There are a few ways to test if a nonblocking connect succeeds.

  1. call getpeername() first, if it failed with error ENOTCONN, the connection failed. then call getsockopt with SO_ERROR to get the pending error on the socket
  2. call read with a length of 0. if the read failed, the connection failed, and the errno for read indicates why the connection failed; read returns 0 if connection succeeds
  3. call connect again; if the errno is EISCONN, the connection is already connected and the first connect succeeded.

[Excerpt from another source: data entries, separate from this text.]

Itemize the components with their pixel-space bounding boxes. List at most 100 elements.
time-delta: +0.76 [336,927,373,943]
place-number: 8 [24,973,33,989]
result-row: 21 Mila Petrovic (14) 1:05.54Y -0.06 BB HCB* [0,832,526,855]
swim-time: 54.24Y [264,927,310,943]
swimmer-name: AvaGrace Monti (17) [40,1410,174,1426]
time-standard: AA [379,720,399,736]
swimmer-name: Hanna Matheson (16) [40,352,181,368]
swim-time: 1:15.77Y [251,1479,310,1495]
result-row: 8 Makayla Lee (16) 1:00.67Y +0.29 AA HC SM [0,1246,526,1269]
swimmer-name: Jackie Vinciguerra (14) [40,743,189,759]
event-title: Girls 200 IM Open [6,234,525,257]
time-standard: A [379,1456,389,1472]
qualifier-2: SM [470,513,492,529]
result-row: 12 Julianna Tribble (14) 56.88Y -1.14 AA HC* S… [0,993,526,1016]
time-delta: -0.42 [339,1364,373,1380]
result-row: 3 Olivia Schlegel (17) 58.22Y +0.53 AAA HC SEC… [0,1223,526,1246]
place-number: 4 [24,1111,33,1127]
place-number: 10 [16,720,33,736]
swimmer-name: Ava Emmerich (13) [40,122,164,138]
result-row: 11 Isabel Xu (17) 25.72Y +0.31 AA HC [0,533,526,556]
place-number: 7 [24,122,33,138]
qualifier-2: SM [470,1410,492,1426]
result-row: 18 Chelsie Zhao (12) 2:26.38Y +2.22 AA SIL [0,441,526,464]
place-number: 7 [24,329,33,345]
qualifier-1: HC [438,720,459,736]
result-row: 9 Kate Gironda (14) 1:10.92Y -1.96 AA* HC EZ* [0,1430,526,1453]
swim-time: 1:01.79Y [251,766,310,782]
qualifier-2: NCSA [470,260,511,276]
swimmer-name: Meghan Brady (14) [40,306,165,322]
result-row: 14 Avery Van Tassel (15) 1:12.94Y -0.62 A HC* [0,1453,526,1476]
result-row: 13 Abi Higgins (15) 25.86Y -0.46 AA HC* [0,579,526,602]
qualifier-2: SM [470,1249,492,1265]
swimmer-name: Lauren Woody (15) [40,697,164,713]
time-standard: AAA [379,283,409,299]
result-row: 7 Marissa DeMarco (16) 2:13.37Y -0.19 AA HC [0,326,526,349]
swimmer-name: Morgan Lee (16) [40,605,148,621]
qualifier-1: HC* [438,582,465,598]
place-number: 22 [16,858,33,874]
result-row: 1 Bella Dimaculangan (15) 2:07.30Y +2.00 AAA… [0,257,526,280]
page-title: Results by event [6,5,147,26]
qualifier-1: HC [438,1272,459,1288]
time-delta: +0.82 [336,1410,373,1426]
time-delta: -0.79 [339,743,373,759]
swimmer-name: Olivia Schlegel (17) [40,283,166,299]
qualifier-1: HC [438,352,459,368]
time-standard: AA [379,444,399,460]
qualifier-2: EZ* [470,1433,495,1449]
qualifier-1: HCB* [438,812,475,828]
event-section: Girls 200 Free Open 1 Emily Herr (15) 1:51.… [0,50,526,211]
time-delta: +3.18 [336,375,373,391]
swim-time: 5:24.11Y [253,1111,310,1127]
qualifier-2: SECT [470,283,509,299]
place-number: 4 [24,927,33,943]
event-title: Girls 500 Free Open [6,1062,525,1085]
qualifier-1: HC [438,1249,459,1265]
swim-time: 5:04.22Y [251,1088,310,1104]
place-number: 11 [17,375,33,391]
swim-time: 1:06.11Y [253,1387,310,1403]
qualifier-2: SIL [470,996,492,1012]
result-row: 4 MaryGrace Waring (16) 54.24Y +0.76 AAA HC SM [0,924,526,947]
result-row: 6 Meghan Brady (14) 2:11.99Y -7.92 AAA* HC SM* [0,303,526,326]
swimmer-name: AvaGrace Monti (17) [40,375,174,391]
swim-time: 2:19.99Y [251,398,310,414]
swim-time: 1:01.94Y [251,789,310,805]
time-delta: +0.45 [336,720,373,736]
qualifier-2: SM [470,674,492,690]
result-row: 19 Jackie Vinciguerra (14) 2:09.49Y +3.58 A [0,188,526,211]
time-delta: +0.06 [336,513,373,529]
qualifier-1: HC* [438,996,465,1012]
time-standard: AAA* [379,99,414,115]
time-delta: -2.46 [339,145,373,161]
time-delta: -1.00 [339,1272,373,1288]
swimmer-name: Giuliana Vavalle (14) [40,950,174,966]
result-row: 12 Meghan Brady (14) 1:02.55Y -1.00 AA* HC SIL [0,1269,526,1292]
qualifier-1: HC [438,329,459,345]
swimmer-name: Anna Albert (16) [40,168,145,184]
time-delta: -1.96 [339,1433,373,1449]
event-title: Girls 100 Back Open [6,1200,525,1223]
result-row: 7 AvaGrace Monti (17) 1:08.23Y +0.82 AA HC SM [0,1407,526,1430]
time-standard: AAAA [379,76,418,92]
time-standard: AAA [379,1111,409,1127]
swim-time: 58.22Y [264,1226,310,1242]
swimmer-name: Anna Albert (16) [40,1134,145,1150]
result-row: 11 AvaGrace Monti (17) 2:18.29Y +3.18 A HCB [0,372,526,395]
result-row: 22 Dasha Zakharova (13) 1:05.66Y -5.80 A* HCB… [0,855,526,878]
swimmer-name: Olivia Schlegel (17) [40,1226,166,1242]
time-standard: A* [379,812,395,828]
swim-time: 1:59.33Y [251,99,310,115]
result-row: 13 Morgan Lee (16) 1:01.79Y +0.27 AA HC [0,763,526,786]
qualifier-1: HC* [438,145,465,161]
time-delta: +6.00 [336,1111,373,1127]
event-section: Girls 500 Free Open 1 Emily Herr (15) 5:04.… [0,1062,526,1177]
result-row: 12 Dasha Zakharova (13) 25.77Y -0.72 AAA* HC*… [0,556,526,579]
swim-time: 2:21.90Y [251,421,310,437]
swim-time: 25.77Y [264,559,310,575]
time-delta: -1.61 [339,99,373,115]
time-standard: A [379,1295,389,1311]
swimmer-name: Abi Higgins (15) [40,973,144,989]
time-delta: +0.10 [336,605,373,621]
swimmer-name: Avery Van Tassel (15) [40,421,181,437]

Ref: UNIX Network Programming V1

Pangenesis answered 12/4, 2019 at 9:40 Comment(1)
Please, note: the read() man page says: "If count is zero, read() may detect the errors described below. In the absence of any errors, or if read() does not check for errors, a read() with a count of 0 returns zero and has no other effects." So, it MAY detect the errors.Heraclid
G
3

D. J. Bernstein gathered together various methods how to check if an asynchronous connect() call succeeded or not. Many of these methods do have drawbacks on certain systems, so writing portable code for that is unexpected hard. If anyone want to read all the possible methods and their drawbacks, check out this document.

For those who just want the tl;dr version, the most portable way is the following:

Once the system signals the socket as writable, first call getpeername() to see if it connected or not. If that call succeeded, the socket connected and you can start using it. If that call fails with ENOTCONN, the connection failed. To find out why it failed, try to read one byte from the socket read(fd, &ch, 1), which will fail as well but the error you get is the error you would have gotten from connect() if it wasn't non-blocking.